Не надо быть семи пядей во лбу, сразу ясно, что с ней произошло. Вероятно, эта глупышка переживает из-за несчастной любви, и виной тому — Джонатан Хендри.
Вот уж кто наверняка сумел бы воспользоваться ситуацией, не упустив своего, и не задумываясь о последствиях.
Мэтт видел, как напугана эта девочка… Он открыл, было, рот, чтобы успокоить ее, но передумал. Возможно, будет лучше, если он оставит все как есть: пусть она считает, что произошло самое худшее. Она выглядит такой напуганной, такой потрясенной, что, вероятно, никогда больше не станет вести себя безрассудно. С одной стороны, это довольно жестоко… но если благодаря этому она не будет больше так рисковать, как вчера вечером, то, в конце концов, окажется, что он сейчас делает ей одолжение.
И вместо того, чтобы сообщить ей правду, Мэтт поставил чашку чая на столик и потянулся к ней через кровать, положил руки ей на плечи, слегка встряхнул ее и поинтересовался:
— В чем дело? Прошлой ночью ты была совсем не такой.

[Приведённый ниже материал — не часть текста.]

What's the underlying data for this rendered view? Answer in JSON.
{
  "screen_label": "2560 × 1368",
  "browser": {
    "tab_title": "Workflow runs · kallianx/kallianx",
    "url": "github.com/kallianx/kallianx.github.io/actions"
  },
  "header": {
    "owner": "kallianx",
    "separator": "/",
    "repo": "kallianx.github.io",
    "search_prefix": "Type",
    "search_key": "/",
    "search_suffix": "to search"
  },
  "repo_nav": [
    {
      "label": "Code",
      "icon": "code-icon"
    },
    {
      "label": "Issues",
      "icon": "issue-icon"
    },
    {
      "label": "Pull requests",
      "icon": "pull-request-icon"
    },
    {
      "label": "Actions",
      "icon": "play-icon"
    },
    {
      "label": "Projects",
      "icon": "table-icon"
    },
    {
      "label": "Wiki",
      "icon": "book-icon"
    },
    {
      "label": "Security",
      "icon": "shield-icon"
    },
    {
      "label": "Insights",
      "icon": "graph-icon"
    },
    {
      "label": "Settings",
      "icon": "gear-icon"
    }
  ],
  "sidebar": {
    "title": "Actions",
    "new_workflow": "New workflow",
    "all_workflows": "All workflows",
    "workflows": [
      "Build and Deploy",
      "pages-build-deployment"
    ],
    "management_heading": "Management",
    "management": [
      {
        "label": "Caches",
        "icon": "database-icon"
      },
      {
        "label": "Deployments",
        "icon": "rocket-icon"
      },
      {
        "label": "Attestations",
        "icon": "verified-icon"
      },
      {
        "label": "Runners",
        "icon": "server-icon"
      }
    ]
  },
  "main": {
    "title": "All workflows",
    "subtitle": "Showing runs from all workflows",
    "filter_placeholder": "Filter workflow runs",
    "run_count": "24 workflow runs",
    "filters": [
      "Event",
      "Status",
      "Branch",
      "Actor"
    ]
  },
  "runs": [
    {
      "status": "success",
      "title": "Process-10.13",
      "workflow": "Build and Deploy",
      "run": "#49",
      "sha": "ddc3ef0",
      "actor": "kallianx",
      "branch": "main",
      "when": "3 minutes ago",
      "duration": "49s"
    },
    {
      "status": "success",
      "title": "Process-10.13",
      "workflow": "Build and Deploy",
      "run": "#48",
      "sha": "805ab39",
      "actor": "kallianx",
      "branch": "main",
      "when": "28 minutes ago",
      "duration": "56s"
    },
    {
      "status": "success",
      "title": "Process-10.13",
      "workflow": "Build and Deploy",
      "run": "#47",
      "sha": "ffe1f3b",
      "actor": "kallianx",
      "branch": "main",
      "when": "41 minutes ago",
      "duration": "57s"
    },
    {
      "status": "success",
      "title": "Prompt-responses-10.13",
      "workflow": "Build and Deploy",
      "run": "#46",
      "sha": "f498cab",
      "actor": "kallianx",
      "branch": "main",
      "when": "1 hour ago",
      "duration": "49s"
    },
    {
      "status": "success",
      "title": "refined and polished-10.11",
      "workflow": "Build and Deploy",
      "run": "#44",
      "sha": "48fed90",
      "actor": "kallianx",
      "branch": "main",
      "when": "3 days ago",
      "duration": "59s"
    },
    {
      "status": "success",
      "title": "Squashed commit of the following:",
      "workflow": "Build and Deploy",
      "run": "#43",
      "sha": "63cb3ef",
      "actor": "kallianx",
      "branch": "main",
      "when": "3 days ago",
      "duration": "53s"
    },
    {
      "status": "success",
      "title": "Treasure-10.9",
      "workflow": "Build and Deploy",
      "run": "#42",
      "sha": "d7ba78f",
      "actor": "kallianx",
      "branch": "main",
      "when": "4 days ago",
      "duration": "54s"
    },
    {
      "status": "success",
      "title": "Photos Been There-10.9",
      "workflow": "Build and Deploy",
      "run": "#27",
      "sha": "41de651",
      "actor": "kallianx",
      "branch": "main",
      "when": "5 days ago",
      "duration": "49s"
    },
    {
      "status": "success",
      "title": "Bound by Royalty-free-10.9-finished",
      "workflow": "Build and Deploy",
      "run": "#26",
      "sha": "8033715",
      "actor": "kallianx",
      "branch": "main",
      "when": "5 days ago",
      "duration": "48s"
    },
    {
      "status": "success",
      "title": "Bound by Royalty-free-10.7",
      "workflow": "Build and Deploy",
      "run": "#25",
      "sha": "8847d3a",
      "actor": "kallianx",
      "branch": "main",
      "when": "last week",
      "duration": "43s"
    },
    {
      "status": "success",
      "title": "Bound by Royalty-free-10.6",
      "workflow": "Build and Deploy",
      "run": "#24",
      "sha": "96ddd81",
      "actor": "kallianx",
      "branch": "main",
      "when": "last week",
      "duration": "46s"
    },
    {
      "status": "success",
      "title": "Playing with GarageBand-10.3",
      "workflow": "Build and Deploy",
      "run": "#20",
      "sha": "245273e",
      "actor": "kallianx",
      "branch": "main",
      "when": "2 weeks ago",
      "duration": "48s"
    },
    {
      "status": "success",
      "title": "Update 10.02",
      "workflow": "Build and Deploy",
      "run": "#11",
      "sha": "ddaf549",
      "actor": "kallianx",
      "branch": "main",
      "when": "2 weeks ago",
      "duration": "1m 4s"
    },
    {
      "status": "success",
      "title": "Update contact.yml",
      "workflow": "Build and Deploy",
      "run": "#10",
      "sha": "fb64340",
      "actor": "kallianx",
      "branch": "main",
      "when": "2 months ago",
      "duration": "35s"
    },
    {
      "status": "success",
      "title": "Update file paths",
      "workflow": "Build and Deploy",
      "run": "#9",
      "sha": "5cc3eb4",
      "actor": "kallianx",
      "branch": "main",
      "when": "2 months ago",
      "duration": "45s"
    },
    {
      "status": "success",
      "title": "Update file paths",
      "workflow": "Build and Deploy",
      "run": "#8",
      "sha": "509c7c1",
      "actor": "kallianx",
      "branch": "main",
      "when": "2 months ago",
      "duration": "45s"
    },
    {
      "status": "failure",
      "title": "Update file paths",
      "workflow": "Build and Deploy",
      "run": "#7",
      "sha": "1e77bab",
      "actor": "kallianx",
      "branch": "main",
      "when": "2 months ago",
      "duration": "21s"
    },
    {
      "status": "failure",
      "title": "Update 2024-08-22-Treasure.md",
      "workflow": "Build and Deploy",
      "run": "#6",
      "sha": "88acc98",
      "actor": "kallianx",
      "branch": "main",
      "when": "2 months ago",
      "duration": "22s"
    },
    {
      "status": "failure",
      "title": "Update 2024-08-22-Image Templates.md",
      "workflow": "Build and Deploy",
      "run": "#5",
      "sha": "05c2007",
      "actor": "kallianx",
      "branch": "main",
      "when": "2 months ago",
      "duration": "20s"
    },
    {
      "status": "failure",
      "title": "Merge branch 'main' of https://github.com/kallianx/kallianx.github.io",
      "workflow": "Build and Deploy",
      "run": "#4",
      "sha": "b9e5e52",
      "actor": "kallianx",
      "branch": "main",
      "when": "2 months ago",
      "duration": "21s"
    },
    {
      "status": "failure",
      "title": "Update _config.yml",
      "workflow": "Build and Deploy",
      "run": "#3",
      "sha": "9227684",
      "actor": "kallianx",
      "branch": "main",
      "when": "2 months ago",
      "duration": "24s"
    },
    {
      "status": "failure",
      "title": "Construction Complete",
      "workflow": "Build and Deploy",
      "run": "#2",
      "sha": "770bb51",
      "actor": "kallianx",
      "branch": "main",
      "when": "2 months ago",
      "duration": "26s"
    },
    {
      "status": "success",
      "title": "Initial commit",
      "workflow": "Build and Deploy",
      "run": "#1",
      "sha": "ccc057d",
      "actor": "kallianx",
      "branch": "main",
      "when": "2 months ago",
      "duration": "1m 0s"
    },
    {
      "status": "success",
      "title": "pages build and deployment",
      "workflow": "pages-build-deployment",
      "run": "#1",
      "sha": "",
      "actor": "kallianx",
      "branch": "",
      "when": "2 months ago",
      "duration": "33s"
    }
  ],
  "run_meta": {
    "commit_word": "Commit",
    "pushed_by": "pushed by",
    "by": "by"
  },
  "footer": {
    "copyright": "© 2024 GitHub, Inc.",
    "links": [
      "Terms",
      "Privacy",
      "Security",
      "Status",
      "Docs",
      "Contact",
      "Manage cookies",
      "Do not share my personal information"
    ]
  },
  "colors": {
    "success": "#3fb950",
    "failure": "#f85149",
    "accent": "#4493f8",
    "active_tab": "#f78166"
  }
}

Он почувствовал, как она сжалась, и увидел, какими несчастными стали ее глаза, однако, подавляя сочувствие, напомнил себе, что обманывает для ее же собственного блага.
— Надеюсь, я не разочаровал тебя, а? — добавил он. — Я знаю, для тебя это было в первый раз, но ты, кажется, осталась, вполне довольна, особенно потом, когда мы…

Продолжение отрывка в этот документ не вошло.